Rita Fernandes, a produtora cultural presidente da Sebastiana, associação organizadora dos blocos de rua do Rio, comentou a notícia: “Ele anunciou e a gente acata. Paes disse que pelos dados de hoje (da covid-19), não há condições de realizar o Carnaval. Nós vamos recuar. A gente não tem um bom cenário. Não é só por causa da nova variante, também tem a gripe da Influenza", afirmou.

O Governador da Bahia, Rui Costa (PT), informou há alguns dias que não há tempo hábil para a realização do Carnaval de Salvador, um dos mais concorridos e tradicionais do Nordeste. 

Opção à festa popular

Na última semana a prefeitura foi notificada pela patrocinadora do Carnaval de Rua, a Ambev, sobre a confirmação ou não da festa. “A Brahma pagou R$ 39 milhões para a festa. E eles nos notificaram semana passada sobre montar a estrutura e aportar recursos para a preparação”, contou.

Paes ainda afirmou que fez uma nova proposta à empresa e à liga dos blocos de rua. “O grande problema é elitizar a festa mais popular do Brasil. De certa maneira fizemos isto no Réveillon, mesmo democratizando os fogos. Propus à Ambev e a princípio toparam, de pegar dois ou três pontos da Cidade de, em fevereiro, inclusive durante o Carnaval para reunir os blocos mais tradicionais da Cidade”, afirmou.
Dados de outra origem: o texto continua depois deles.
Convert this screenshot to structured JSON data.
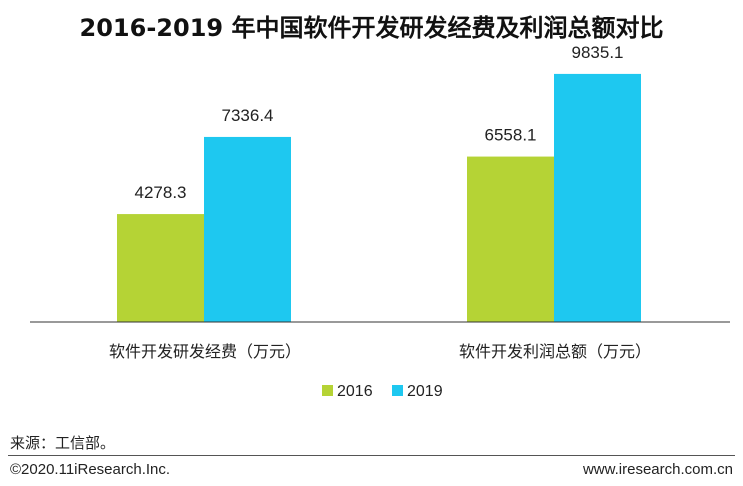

A ideia é que sejam distribuídos ingressos e exigido um controle vacinal e de testagem para a entrada nos locais onde os blocos se apresentariam. “Gerando empregos e a população podendo curtir. Propus o Parque Olímpico, o Parque Madureira e outro lugar na zona oeste. A prefeitura ofereceria a testagem e fiz a proposta para as ligas, mas a princípio ela não foi bem aceita por conta da ligação do bloco com o território que eles estão”, ressaltou.

As partes devem se reunir no fim da semana para definir a ideia proposta por Eduardo. “O que ficamos de fazer é: não haverá carnaval de rua nos moldes do passado, mas ficaram de fazer novas propostas. É este o nosso esforço. Sexta feira temos um novo encontro para tentar operacionar isso até a próxima semana”, completa.

Desfiles, sim

Já a Marquês de Sapucaí está confirmadíssima, até o momento, para o Carnaval de 2022. “Vamos dizer que tudo dará certo e liberamos o Sambódromo com uma série de controles que serão anunciados depois. Teremos muito controle na Sapucaí e em festas fechadas”, avisou Eduardo Paes.

A prefeitura já falou em exigir comprovante de vacinas para espectadores nas arquibancadas, camarotes, desfilantes e pessoas do staff. O mesmo seria exigido das diversas festas e bailes que acontecem na cidade durante o período do Carnaval

Covid no Rio

Segundo informações do painel de acompanhamento da covid-19 da prefeitura da Cidade, os casos positivos tiveram um aumento nos últimos dias, os primeiros de 2022. Laboratórios particulares da cidade informaram um aumento de 30% no volume de testes.

“Por 17 semanas tivemos redução de casos de Covid e o aumento de casos sinaliza uma nova variante. Felizmente os novos casos, de forma precoce, não representa internação. A vacina protege contra a ômicron e temos o desafio que é fazer a terceira dose nos cidadãos da Cidade. Temos uma boa notícia dos casos graves e óbitos, mas nosso panorama de casos aumentou bastante”, explicou Daniel Soranz.

Nos últimos dias de 2021 mais de 450 pessoas tinham resultado positivo para o vírus e mais de 200 seguiam em investigação para a variante ômicron, que é mais transmissível. Ao todo 24 pessoas estão internadas na rede SUS da capital.